November
27
2017
Posted By : admin
What Ever Happened to J.D. Cox?

Perhaps one of the best “citizen generals” who served the Union army during the Civil War, Jacob Dolson Cox was seemingly positioned to be the sixth Ohioan who would ascend to the presidency in the post-bellum years.  Yet this man who had done so much for the Northern cause would remain a back-bencher in the political world rising no farther than the governorship of the Buckeye State.

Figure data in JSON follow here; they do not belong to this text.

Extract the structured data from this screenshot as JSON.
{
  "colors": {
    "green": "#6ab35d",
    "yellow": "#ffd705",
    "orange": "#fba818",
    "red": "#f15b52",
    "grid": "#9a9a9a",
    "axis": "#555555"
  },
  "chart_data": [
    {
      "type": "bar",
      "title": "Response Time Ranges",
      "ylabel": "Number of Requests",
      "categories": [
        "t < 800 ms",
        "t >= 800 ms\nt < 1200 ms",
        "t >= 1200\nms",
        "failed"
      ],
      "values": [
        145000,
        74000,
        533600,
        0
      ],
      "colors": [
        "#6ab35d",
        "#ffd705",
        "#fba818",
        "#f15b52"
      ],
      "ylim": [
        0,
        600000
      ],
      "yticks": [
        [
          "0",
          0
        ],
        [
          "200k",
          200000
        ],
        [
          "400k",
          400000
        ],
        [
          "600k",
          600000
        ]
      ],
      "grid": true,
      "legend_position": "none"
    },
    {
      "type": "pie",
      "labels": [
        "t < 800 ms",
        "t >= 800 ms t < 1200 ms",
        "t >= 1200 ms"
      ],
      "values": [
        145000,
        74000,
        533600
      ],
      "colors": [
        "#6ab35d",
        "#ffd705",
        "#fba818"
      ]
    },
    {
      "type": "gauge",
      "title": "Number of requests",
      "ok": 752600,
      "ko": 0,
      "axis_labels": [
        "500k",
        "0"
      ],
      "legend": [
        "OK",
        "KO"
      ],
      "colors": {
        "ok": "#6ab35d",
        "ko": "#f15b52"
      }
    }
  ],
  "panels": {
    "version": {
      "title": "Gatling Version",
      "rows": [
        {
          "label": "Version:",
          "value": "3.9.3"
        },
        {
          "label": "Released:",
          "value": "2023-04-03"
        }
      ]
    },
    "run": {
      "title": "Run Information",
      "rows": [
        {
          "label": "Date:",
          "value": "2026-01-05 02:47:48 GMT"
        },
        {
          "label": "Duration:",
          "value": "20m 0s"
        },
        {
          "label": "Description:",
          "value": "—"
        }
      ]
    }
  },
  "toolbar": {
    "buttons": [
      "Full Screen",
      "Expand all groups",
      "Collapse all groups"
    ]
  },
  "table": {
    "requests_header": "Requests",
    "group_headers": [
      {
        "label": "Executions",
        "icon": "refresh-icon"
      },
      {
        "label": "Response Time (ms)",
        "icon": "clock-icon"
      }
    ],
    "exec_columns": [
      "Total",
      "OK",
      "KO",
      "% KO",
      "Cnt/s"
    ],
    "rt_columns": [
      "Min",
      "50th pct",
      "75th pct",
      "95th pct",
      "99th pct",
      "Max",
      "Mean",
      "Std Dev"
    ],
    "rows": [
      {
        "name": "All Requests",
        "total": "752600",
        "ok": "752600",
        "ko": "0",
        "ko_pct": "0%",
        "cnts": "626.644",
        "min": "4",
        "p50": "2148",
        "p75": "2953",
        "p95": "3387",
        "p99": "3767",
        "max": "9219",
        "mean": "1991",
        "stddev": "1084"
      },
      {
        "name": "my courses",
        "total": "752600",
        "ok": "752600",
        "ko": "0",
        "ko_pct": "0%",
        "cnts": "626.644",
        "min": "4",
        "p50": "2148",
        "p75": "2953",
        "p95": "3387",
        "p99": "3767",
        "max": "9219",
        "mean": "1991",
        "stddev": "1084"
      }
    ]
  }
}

Gene Schmiel has spent nearly a lifetime researching this important individual and trying to answer the question of why he did not rise to the post-war level of Grant, Hayes, Garfield, Harrison and McKinley.  Dr. Schmiel’s November program for the First Defenders showed that Cox was a self-taught military man who gained the trust and respect of George McClellan in the early days of the war, and was entrusted with keeping the eventual state of West Virginia firmly within Union control.  He would lead the 9th Corps at South Mountain and Antietam, and would be with Sherman during the Atlanta Campaign.  Cox almost single-handedly directed the Federal troops during the November 1864 bloodbath at Franklin, Tennessee.  Yet his post-war years were anti-climactic.

Jacob Cox was, perhaps, ahead of his time with respect to his attitude toward freed Blacks and much-needed civil service reform in federal and state government.  His views eclipsed a potentially bright career in politics and relegated him to more modest success during the late 19th century.  Perhaps his greatest legacy has been his post-war writings which have been judged by historians as factual and without the chest-thumping, horn blowing and outright fabrications of so many other Civil War generals.  In that respect, according to Dr. Schmiel, Jacob Cox may have rendered even more important service to his country.